Georgia company buying Hudson Valley Mall

(Photo by WIll Dendis)

Rumors of a potential sale of the beleaguered Hudson Valley Mall to a firm that owns over two dozen shopping centers in the country are not unfounded, said Ulster Town Supervisor James Quigley III this week.

Liverpool, N.Y.-based PCK Development Co. LLC, the current owner of the Hudson Valley Mall which defaulted on a debt of nearly $50 million earlier this year and saw the property foreclosed upon, is expected to sell the property to Augusta, Ga.-based Hull Property Group in January. Hull Property Group did not respond to an interview request, and Terry Parisian, general manager of the Hudson Valley Mall, did not return calls left with his office. But Quigley confirmed the sale could go through next month, adding that the purchaser has a good reputation.

“[James] Hull [Hull Property Group’s owner and managing principal] came in to see me about a month ago,” Quigley said. “And through my personal industry contacts I was able to quickly get a character reference on them by speaking to several of my friends in the south who had done business with them, so I knew that they were a reputable company and I knew we were going in the right direction.”


Quigley added that Hull Property Group’s interest in the Hudson Valley Mall was affirmed by a deposit.

“I’ve met with Mr. Hull a couple of times, and he’s admitted to me that he has a written contract of sale with PCK, and that he has a deposit of dollars, he put up a forfeitable deposit for the transaction,” Quigley said. “So he has money riding on this. And they have set a closing date for January. Which means to me that, when Hull Property Group, when they consummate the transaction, will be the owner of the fee title for the mall. And they will take and bring their own people in to establish a new operational plan for the mall to move forward.”

Hull Property Group’s website lists 28 mall properties, mostly located in the Southeast, but also as far west as Victoria, Texas; a handful of properties in the  Midwest; and one, Fairgrounds Square Mall, in Reading, Pa. Five of the mall properties are identified as being under redevelopment, and with the recent loss of anchor stores JCPenney and Macy’s among the empty retail spaces in the Hudson Valley Mall, Quigley said redevelopment could also be on the cards locally.

The mall was placed into receivership in June of this year, nearly a year after PCK defaulted on its debt with the U.S. National Bank Association. The Hudson Valley Mall opened in 1981, and expanded the following year and two more times in the years since.

Quigley said that Hull expressed an interest in settling tax certiorari issues with the town during a meeting last month, though the supervisor said he felt it wasn’t the right environment for the discussion.

“My answer to that is I’m not having ex parte conversations,” Quigley said. “There is a legal process that has been started. Authorize your attorneys to commence settlement negotiations. I’m not negotiating something outside of my lawyer’s purview.”


A ripple effect

While the sale and potential revitalization of the Hudson Valley Mall might seem on the surface to be good news for the town, Quigley said it could have repercussions in the retail atmosphere throughout the municipality.

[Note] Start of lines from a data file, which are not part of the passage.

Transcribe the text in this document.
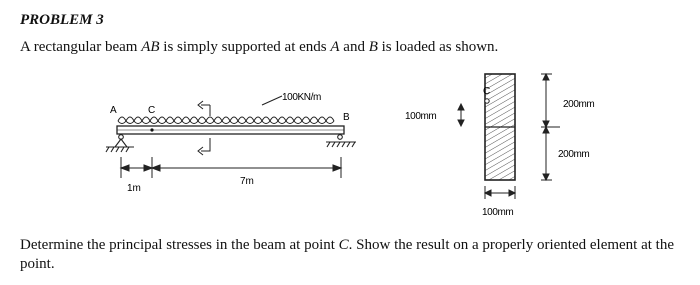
PROBLEM 3
A rectangular beam AB is simply supported at ends A and B is loaded as shown.
A	C
B
100KN/m
1m
7m
C
100mm
200mm
200mm
100mm
Determine the principal stresses in the beam at point C. Show the result on a properly oriented element at the point.
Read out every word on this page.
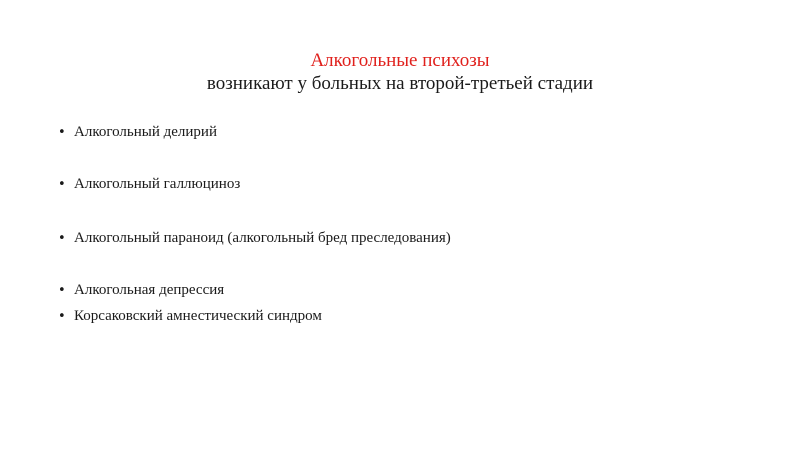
Алкогольные психозы
возникают у больных на второй-третьей стадии
• Алкогольный делирий
• Алкогольный галлюциноз
• Алкогольный параноид (алкогольный бред преследования)
• Алкогольная депрессия
• Корсаковский амнестический синдром
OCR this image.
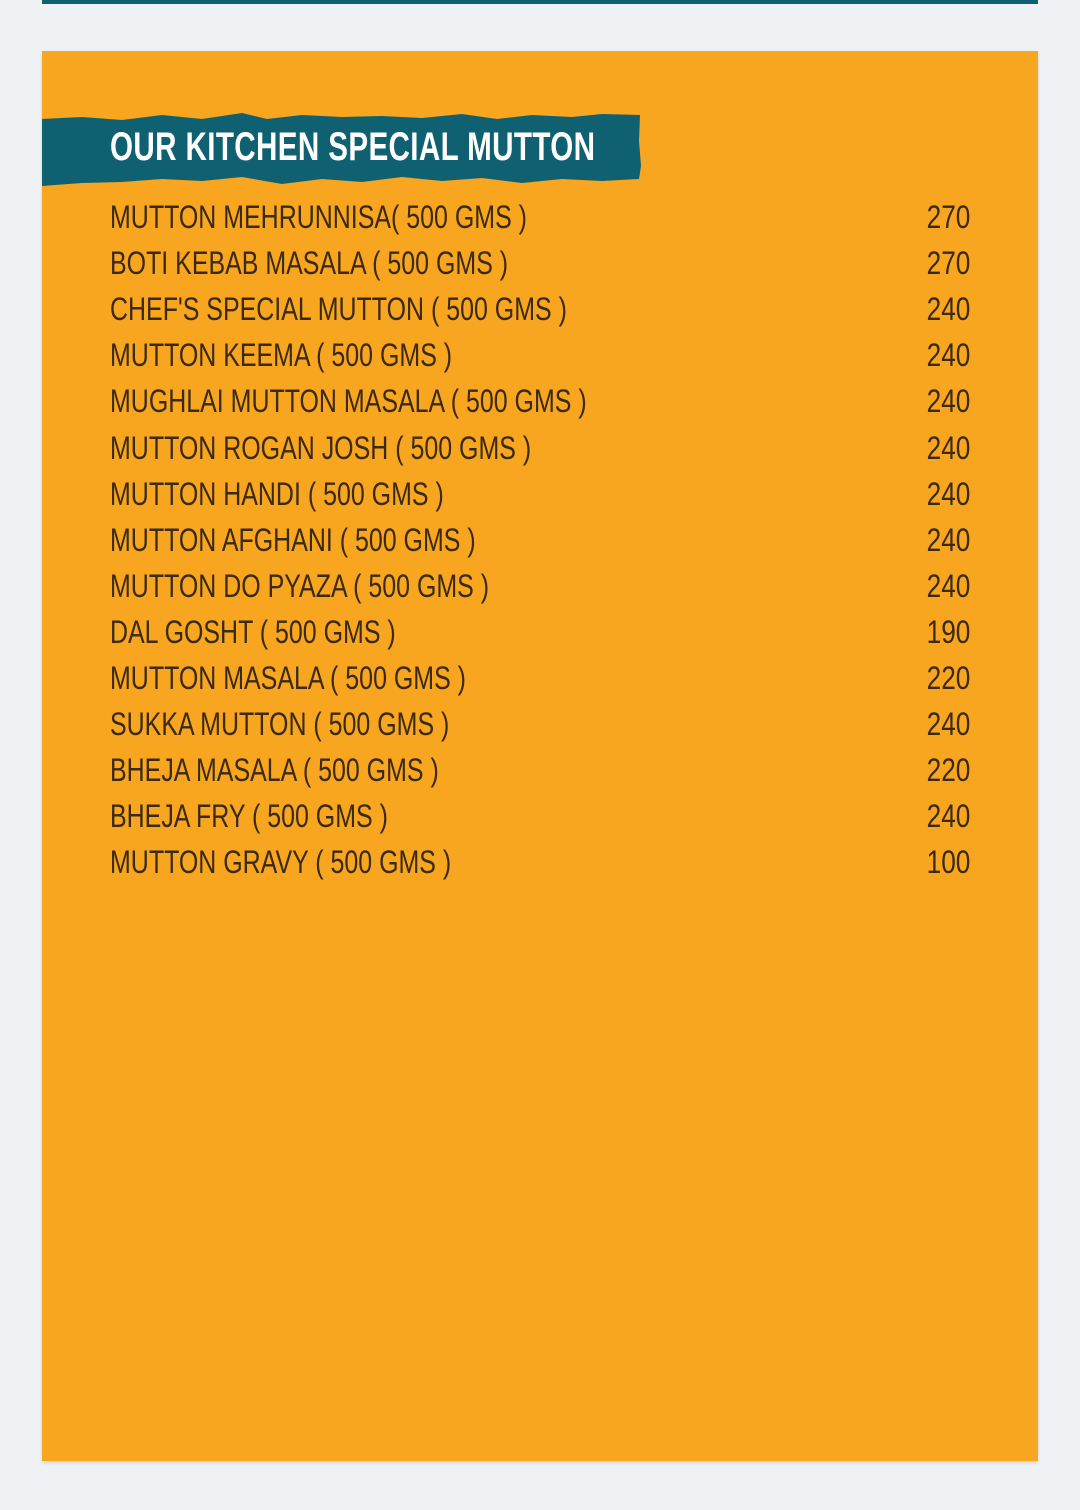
OUR KITCHEN SPECIAL MUTTON
MUTTON MEHRUNNISA( 500 GMS )	270
BOTI KEBAB MASALA ( 500 GMS )	270
CHEF'S SPECIAL MUTTON ( 500 GMS )	240
MUTTON KEEMA ( 500 GMS )	240
MUGHLAI MUTTON MASALA ( 500 GMS )	240
MUTTON ROGAN JOSH ( 500 GMS )	240
MUTTON HANDI ( 500 GMS )	240
MUTTON AFGHANI ( 500 GMS )	240
MUTTON DO PYAZA ( 500 GMS )	240
DAL GOSHT ( 500 GMS )	190
MUTTON MASALA ( 500 GMS )	220
SUKKA MUTTON ( 500 GMS )	240
BHEJA MASALA ( 500 GMS )	220
BHEJA FRY ( 500 GMS )	240
MUTTON GRAVY ( 500 GMS )	100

“A lender who has made a $52 million mortgage that has ended up getting defaulted at $49 million always wants to find a way to get out with as much value as they possibly can after the problems become evident,” Quigley said. “In that situation there’s always going to be a change of ownership. The change of ownership is always going to give Mr. Hull a reduced basis because he’s bought it for cents on the dollar. I can’t tell you how much, I don’t know. That’s going to create a competitive situation in the Town of Ulster. Furthermore, when this transaction settles out and the issues of the real estate tax certiorari actions settle out, there’s going to be an adjustment to the real estate taxes up there. That’s going to give that property a cost benefit for any prospective tenant looking to occupy space up there. What I am most looking to focus on is the domino effect that it may have on the retail market in the Town of Ulster. Mr. Hull is going to want to repopulate his space with tenants, and that could very well mean that tenants within the market could start moving around. And that movement could destabilize other existing properties that are currently economically feasible.”

Quigley added that the economic climate in the town and surrounding communities may mean further difficult times ahead for retailers.

“People need disposable income for a productive retail environment to exist,” Quigley said. “For people to have disposable income, that means we have to have good jobs. And the battle that we’ve been fighting ever since IBM closed [in the town] in the ’90s, is how do we replace those jobs? And we have not been successful. What I’m putting forth here is that the current situation at the mall was defined by the IBM closing in the ’90s. It took that long to work its way through the system. And it has been exacerbated by the change in the retail environment, namely Internet and web-based retailing. This is a complicated problem.”